The flurry of activity lifted trading volumes in the earlier part of the quarter, multiplying bankers’ fees as they put through higher numbers of buy and sell orders. Bankers said daily volumes at some trading desks were three to five times normal levels.
Fast-moving prices in the March sell-off had widened the gap between the cost of buying an asset and selling it. “Volatility ticking up led to elevated client activity and wider bid/offer spreads,” Jim Esposito, Goldman’s co-head of global markets, told the Financial Times. “This increased client activity fell to the bottom line.”
Jon Pruzan, chief financial officer at Morgan Stanley, also identified wider bid/ask spreads as a significant contributor to the growth in revenues.
Traders said that the Fed’s promise in March to buy sovereign bonds in unlimited amounts and to buy corporate bonds for the first time, followed by a pledge in early April to buy riskier credit, helped to stabilise the market.
The actions changed investors’ mindset from “‘how far can this go, how negative can it get?’ to ‘what assets should I be buying right now?’” said Troy Rohrbaugh, head of global markets at JPMorgan, which posted market-leading trading revenues of $9.7bn for the quarter.
The result was more investors buying and selling stocks and bonds, helping to offset the effects of shrinking bid/ask spreads, as uncertainty faded. At the same time, fears of recession and a cash crunch prompted big companies to raise record amounts of debt, which generated follow-on trading in secondary markets. One final tailwind was an increase in the value of bonds and derivatives held by the banks, which had been marked down at the end of the first quarter.
Fixed income markets were the best performing in the second quarter, with revenues across the five US banks almost doubling. Executives said the standout segment was rates, which includes sovereign bonds, financing and related derivatives, but noted that trading of commodities, currencies and corporate bonds was also very lively.
Analysts expect that the US banks’ rivals across the Atlantic should get a similar, if smaller, boost in their results. Kian Abouhossein, an analyst at JPMorgan, said European banks would likely post a 40 per cent increase in their fixed-income trading revenues for the second quarter, led by a 69 per cent increase at Barclays and a 45 per cent rise at BNP Paribas. Deutsche Bank is expected to report a smaller rise of about a fifth.

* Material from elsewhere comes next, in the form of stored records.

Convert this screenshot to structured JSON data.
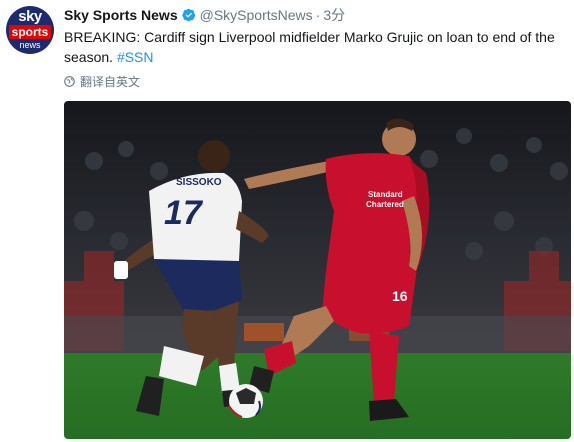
{
  "account": {
    "avatar_lines": [
      "sky",
      "sports",
      "news"
    ],
    "name": "Sky Sports News",
    "handle": "@SkySportsNews",
    "separator": "·",
    "time": "3分",
    "verified_icon": "verified-badge-icon"
  },
  "tweet": {
    "text": "BREAKING: Cardiff sign Liverpool midfielder Marko Grujic on loan to end of the season. ",
    "hashtag": "#SSN"
  },
  "translate": {
    "icon": "globe-icon",
    "label": "翻译自英文"
  },
  "media": {
    "description_icon": "football-photo",
    "left_shirt_name": "SISSOKO",
    "left_shirt_number": "17",
    "right_shirt_sponsor_line1": "Standard",
    "right_shirt_sponsor_line2": "Chartered",
    "right_shorts_number": "16"
  },
  "colors": {
    "brand_blue": "#1d2a72",
    "brand_red": "#e10600",
    "link": "#1b95e0",
    "muted": "#657786"
  }
}
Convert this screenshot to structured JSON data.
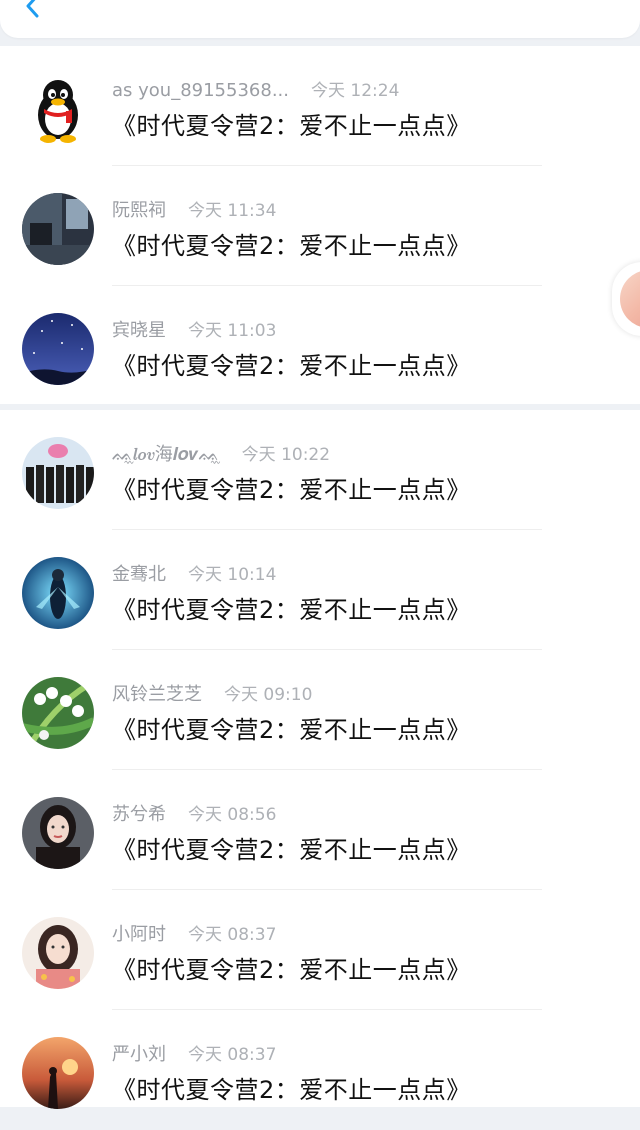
{
  "header": {
    "back_icon": "chevron-left-icon"
  },
  "messages": [
    {
      "name": "as you_89155368...",
      "time": "今天 12:24",
      "text": "《时代夏令营2：爱不止一点点》",
      "avatar": "qq-penguin"
    },
    {
      "name": "阮熙祠",
      "time": "今天 11:34",
      "text": "《时代夏令营2：爱不止一点点》",
      "avatar": "photo-dark-room"
    },
    {
      "name": "宾晓星",
      "time": "今天 11:03",
      "text": "《时代夏令营2：爱不止一点点》",
      "avatar": "photo-starry-sky"
    },
    {
      "name": "ᨐ᪶𝒍𝒐𝒗海𝒍𝒐𝒗ᨐ᪶",
      "time": "今天 10:22",
      "text": "《时代夏令营2：爱不止一点点》",
      "avatar": "photo-group"
    },
    {
      "name": "金骞北",
      "time": "今天 10:14",
      "text": "《时代夏令营2：爱不止一点点》",
      "avatar": "photo-blue-figure"
    },
    {
      "name": "风铃兰芝芝",
      "time": "今天 09:10",
      "text": "《时代夏令营2：爱不止一点点》",
      "avatar": "photo-lily-of-valley"
    },
    {
      "name": "苏兮希",
      "time": "今天 08:56",
      "text": "《时代夏令营2：爱不止一点点》",
      "avatar": "photo-girl-dark"
    },
    {
      "name": "小阿时",
      "time": "今天 08:37",
      "text": "《时代夏令营2：爱不止一点点》",
      "avatar": "photo-girl-floral"
    },
    {
      "name": "严小刘",
      "time": "今天 08:37",
      "text": "《时代夏令营2：爱不止一点点》",
      "avatar": "photo-sunset"
    }
  ],
  "colors": {
    "accent": "#1e9cf0",
    "name_text": "#9a9da3",
    "message_text": "#111111",
    "background": "#eef1f5"
  }
}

On average, European banks make about half the fixed-income trading revenue of their US peers.
With the second half well under way, Wall Street is already seeing trading activity taper. “June was a transition month and now in July volumes are back to somewhere very similar to what we have seen in recent years,” said Hans Mikkelsen, a credit strategist at Bank of America. The volume of daily trading in top-rated bonds has fallen about a third from its peak to $20bn, BofA’s research shows.
At Citi, Mr Lathrop described a “slowdown” in July which he expected to continue into August, contributing to a second-half performance that was similar to that of the past few years.
Amrit Shahani, research director at industry monitor Coalition, said that trading revenues in the third and fourth quarter would probably be at least 20 to 30 per cent lower than the second quarter, across big US and European banks.
Potential sources of volatility remain, including the US presidential election in November, tensions between Beijing and Washington and the surge in Covid-19 cases in the US.
But Mr Rohrbaugh said he “wouldn’t expect anywhere near the same level of volatility that we saw earlier in the year. The markets were reacting to a much higher level of uncertainty then.”